Whether aimed at this world or the next, acts of suicide protest can inspire emulation by others. As a result, suicide protest often comes in waves. Suicide attacks, too, usually cluster together, but this can be partly explained by the deliberate nature of campaigns by terrorist or insurgent groups. When an act of suicide protest attracts positive attention, others can envisage the possibility of their own success. Viewed instrumentally, however, this form of communication should be subject to diminishing marginal returns. The first immolation for a particular cause sends a powerful signal about the intensity of conviction. A second or third confirms that the first was not the idiosyncratic action of a peculiar or unbalanced individual. But the thirteenth or fourteenth action surely makes a lesser contribution. Conversely, though, previous sacrifices make the cause more precious. Thus, Lama Sobha expressed gratitude to “other Tibetan heroes, who have sacrificed their lives for Tibet” and explained that he was sacrificing his body, in part, “to stand in solidarity with them in flesh and blood.” The obligation to the dead increases with their number.
So far, the recent wave of Tibetan immolations has not yielded any tangible political success. Repression has only increased in the Tibetan areas of China, and expressions of sympathy from the majority Han population within China are rare. Western public opinion, which already favored the Tibetan cause, has no means of exercising leverage over China. But it is too soon to assess the consequences of these immolations. Gauging their effect on Tibetans within China is effectively impossible given the degree of repression.

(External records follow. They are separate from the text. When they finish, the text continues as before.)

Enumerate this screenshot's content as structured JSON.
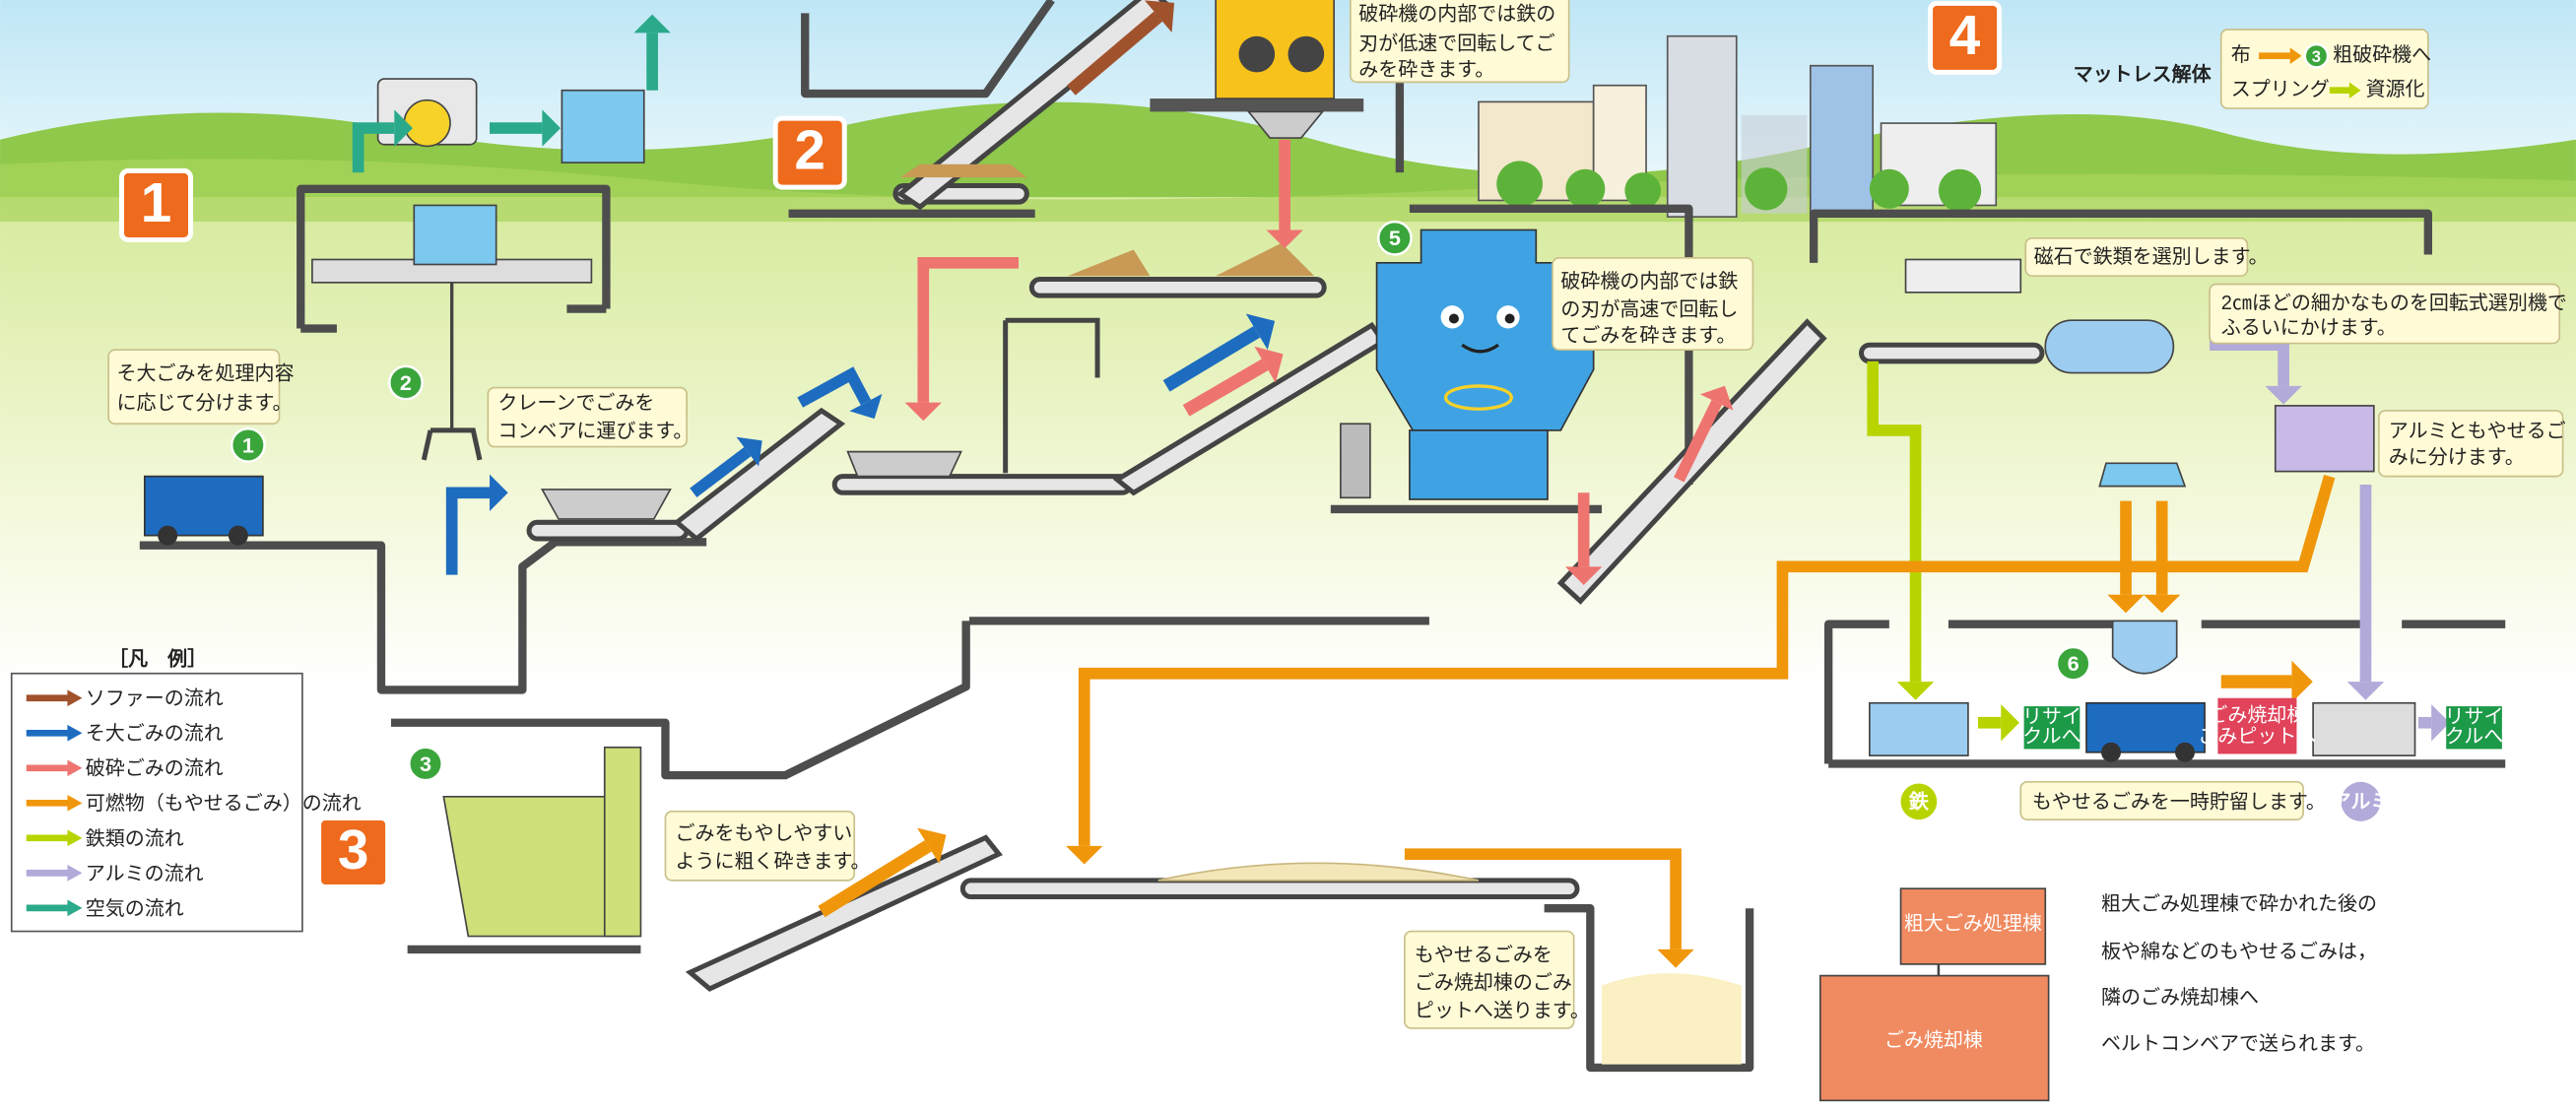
{
  "step_badges": [
    "1",
    "2",
    "3",
    "4"
  ],
  "stage_markers": [
    "1",
    "2",
    "3",
    "5",
    "6"
  ],
  "callouts": [
    {
      "lines": [
        "そ大ごみを処理内容",
        "に応じて分けます。"
      ]
    },
    {
      "lines": [
        "クレーンでごみを",
        "コンベアに運びます。"
      ]
    },
    {
      "lines": [
        "破砕機の内部では鉄の",
        "刃が低速で回転してご",
        "みを砕きます。"
      ]
    },
    {
      "lines": [
        "破砕機の内部では鉄",
        "の刃が高速で回転し",
        "てごみを砕きます。"
      ]
    },
    {
      "lines": [
        "磁石で鉄類を選別します。"
      ]
    },
    {
      "lines": [
        "2㎝ほどの細かなものを回転式選別機で",
        "ふるいにかけます。"
      ]
    },
    {
      "lines": [
        "アルミともやせるご",
        "みに分けます。"
      ]
    },
    {
      "lines": [
        "ごみをもやしやすい",
        "ように粗く砕きます。"
      ]
    },
    {
      "lines": [
        "もやせるごみを",
        "ごみ焼却棟のごみ",
        "ピットへ送ります。"
      ]
    },
    {
      "lines": [
        "もやせるごみを一時貯留します。"
      ]
    }
  ],
  "mattress": {
    "title": "マットレス解体",
    "rows": [
      {
        "from": "布",
        "marker": "3",
        "to": "粗破砕機へ"
      },
      {
        "from": "スプリング",
        "to": "資源化"
      }
    ]
  },
  "outputs": {
    "recycle": [
      "リサイ",
      "クルへ"
    ],
    "pit": [
      "ごみ焼却棟",
      "ごみピットへ"
    ],
    "iron": "鉄",
    "aluminum": "アルミ"
  },
  "legend": {
    "title": "［凡　例］",
    "items": [
      {
        "label": "ソファーの流れ",
        "color": "#a0522d"
      },
      {
        "label": "そ大ごみの流れ",
        "color": "#1d6cc0"
      },
      {
        "label": "破砕ごみの流れ",
        "color": "#ee7470"
      },
      {
        "label": "可燃物（もやせるごみ）の流れ",
        "color": "#f0960a"
      },
      {
        "label": "鉄類の流れ",
        "color": "#b8d400"
      },
      {
        "label": "アルミの流れ",
        "color": "#b2aad8"
      },
      {
        "label": "空気の流れ",
        "color": "#2aaa8a"
      }
    ]
  },
  "buildings": {
    "processing": "粗大ごみ処理棟",
    "incinerator": "ごみ焼却棟"
  },
  "description": [
    "粗大ごみ処理棟で砕かれた後の",
    "板や綿などのもやせるごみは，",
    "隣のごみ焼却棟へ",
    "ベルトコンベアで送られます。"
  ]
}
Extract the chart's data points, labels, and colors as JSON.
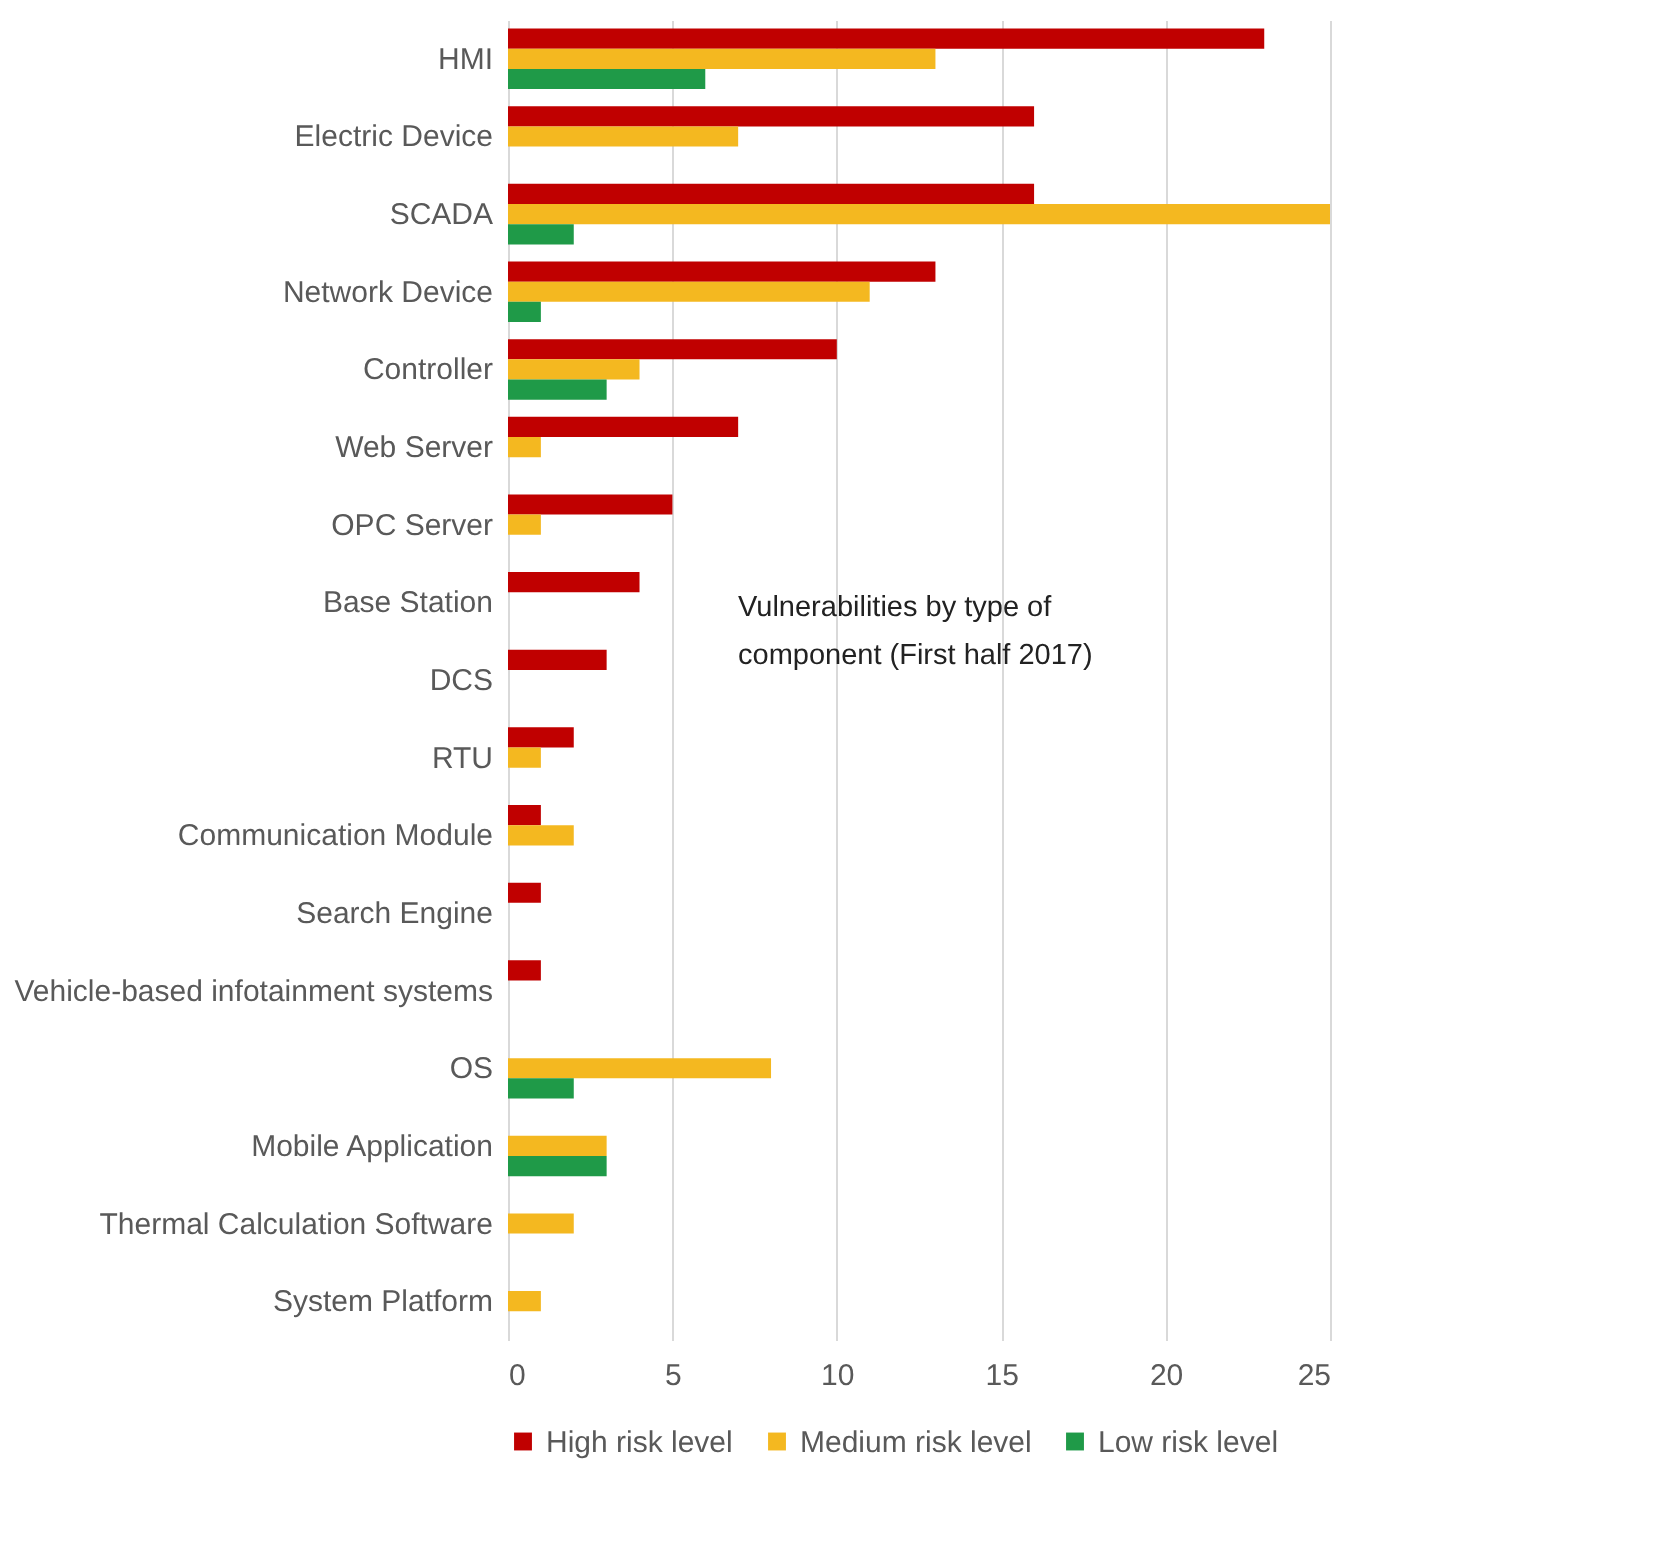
{
  "chart_data": {
    "type": "bar",
    "orientation": "horizontal",
    "categories": [
      "HMI",
      "Electric Device",
      "SCADA",
      "Network Device",
      "Controller",
      "Web Server",
      "OPC Server",
      "Base Station",
      "DCS",
      "RTU",
      "Communication Module",
      "Search Engine",
      "Vehicle-based infotainment systems",
      "OS",
      "Mobile Application",
      "Thermal Calculation Software",
      "System Platform"
    ],
    "series": [
      {
        "name": "High risk level",
        "color": "#c00000",
        "values": [
          23,
          16,
          16,
          13,
          10,
          7,
          5,
          4,
          3,
          2,
          1,
          1,
          1,
          0,
          0,
          0,
          0
        ]
      },
      {
        "name": "Medium risk level",
        "color": "#f4b820",
        "values": [
          13,
          7,
          25,
          11,
          4,
          1,
          1,
          0,
          0,
          1,
          2,
          0,
          0,
          8,
          3,
          2,
          1
        ]
      },
      {
        "name": "Low risk level",
        "color": "#1f9a48",
        "values": [
          6,
          0,
          2,
          1,
          3,
          0,
          0,
          0,
          0,
          0,
          0,
          0,
          0,
          2,
          3,
          0,
          0
        ]
      }
    ],
    "xlim": [
      0,
      25
    ],
    "xticks": [
      0,
      5,
      10,
      15,
      20,
      25
    ],
    "grid": "x",
    "legend": "bottom",
    "annotations": [
      "Vulnerabilities by type of component (First half 2017)"
    ]
  }
}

What we can predict is that suicide protest will continue. Its communicative logic is no less potent than the suicide attack’s sanguinary logic — and it is more readily carried out. A suicide bombing requires organization, coordination, and technical skills to prepare explosives. In conflict zones like Afghanistan, the attacker also needs assistance to reach what are often fortified targets. Suicide protest does not require organization. There is no defense against the practice, short of the total suppression of information. Where information about suicide protest can be suppressed completely, there is hardly any reason to perform it. In today’s world, the totalitarian control formerly exercised by the Soviet Union or Maoist China is no longer feasible, at least for a country participating in the global economy. For evidence, look no further than China’s inability to prevent us from reading about — and in some cases even watching — the immolations in Tibet.
Michael Biggs is a sociologist at the University of Oxford, where he studies social movements and collective protest. His research on suicide protest appears in Making Sense of Suicide Missions (Oxford University Press) and a recent working paper.